Iv. Add upload type Vulnerability
Currently, the upload type can be added to the background of most forums, which is a major vulnerability! As long as the hacker uses the injection method to get the password of the background Administrator account, and then adds the upload type to the background, the Trojan can be uploaded directly on the upload page!
For example, you can add the asa | asP type in the bbsxp background. After adding an operation, you can upload these two types of files. The ewebeditor background can also add the asa type, after adding the file, you can directly upload the Trojan with the asa suffix. The LeadBbs3.14 background also allows adding the asp type to the upload type. However, there must be a space after adding the file asp, then, you can upload the ASP Trojan (with the trojan file extension. add a space after asp ).
[Prevention method]: Delete the upload type function in background management.
5. General Protection against Upload Vulnerability intrusion tips: Rename Server Components
As we all know, ASP Trojans mainly use FileSystemObject and WScript. shell and Shell. therefore, as long as you modify the Registry on the server and change the name of these three components, you can disable Trojan Horse operation and prevent hacker intrusion.
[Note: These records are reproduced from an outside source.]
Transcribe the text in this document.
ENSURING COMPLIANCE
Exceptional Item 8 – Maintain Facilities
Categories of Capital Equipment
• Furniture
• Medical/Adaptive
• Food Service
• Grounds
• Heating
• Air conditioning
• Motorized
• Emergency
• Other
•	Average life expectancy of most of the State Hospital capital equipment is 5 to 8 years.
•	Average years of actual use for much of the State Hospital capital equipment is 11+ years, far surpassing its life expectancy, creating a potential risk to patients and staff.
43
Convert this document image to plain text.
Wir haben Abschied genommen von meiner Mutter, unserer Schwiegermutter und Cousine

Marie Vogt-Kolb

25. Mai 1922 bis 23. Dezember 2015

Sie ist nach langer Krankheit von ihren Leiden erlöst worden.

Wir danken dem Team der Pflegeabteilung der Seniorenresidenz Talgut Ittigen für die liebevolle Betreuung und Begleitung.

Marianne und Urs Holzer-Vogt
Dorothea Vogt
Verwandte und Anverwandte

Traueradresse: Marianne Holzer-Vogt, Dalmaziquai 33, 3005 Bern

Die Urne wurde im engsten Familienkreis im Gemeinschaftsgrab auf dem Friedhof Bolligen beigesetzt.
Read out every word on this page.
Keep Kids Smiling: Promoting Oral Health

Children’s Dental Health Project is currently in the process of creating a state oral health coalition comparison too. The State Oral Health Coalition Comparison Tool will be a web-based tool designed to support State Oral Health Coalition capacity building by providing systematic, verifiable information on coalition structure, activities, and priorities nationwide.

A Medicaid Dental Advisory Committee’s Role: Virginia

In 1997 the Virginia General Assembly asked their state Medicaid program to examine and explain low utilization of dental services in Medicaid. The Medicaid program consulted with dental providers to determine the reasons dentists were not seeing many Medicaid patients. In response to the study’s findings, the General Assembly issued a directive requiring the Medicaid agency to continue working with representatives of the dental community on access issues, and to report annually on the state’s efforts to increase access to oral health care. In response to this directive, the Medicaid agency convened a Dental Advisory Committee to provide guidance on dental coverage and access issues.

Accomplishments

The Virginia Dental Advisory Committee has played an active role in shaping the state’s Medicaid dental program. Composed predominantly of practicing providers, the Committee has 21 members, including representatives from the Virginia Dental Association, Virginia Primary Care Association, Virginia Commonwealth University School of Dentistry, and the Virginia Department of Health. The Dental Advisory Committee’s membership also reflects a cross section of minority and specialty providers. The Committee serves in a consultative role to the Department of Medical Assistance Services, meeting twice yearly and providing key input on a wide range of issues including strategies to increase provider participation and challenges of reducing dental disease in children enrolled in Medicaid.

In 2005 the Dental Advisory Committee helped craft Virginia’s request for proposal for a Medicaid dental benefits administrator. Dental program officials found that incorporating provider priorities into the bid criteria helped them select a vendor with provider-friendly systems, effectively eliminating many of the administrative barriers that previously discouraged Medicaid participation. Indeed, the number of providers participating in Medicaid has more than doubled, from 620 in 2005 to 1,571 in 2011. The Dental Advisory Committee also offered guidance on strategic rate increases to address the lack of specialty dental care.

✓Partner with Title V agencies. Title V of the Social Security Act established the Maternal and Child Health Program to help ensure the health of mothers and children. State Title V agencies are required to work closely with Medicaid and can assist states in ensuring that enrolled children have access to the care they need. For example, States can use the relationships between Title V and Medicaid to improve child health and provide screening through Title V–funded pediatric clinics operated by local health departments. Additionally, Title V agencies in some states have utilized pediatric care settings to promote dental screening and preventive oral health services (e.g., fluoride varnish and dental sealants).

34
This action can prevent all types of upload vulnerabilities, because even if a hacker successfully uploads a Trojan to the server, the trojan cannot run because the component has been renamed!
Attackers can prevent vulnerability upload attacks.

Related Article

Contact Us

The content source of this page is from Internet, which doesn't represent Alibaba Cloud's opinion; products and services mentioned on that page don't have any relationship with Alibaba Cloud. If the content of the page makes you feel confusing, please write us an email, we will handle the problem within 5 days after receiving your email.

If you find any instances of plagiarism from the community, please send an email to: info-contact@alibabacloud.com and provide relevant evidence. A staff member will contact you within 5 working days.

A Free Trial That Lets You Build Big!

Start building with 50+ products and up to 12 months usage for Elastic Compute Service

  • Sales Support

    1 on 1 presale consultation

  • After-Sales Support

    24/7 Technical Support 6 Free Tickets per Quarter Faster Response

  • Alibaba Cloud offers highly flexible support services tailored to meet your exact needs.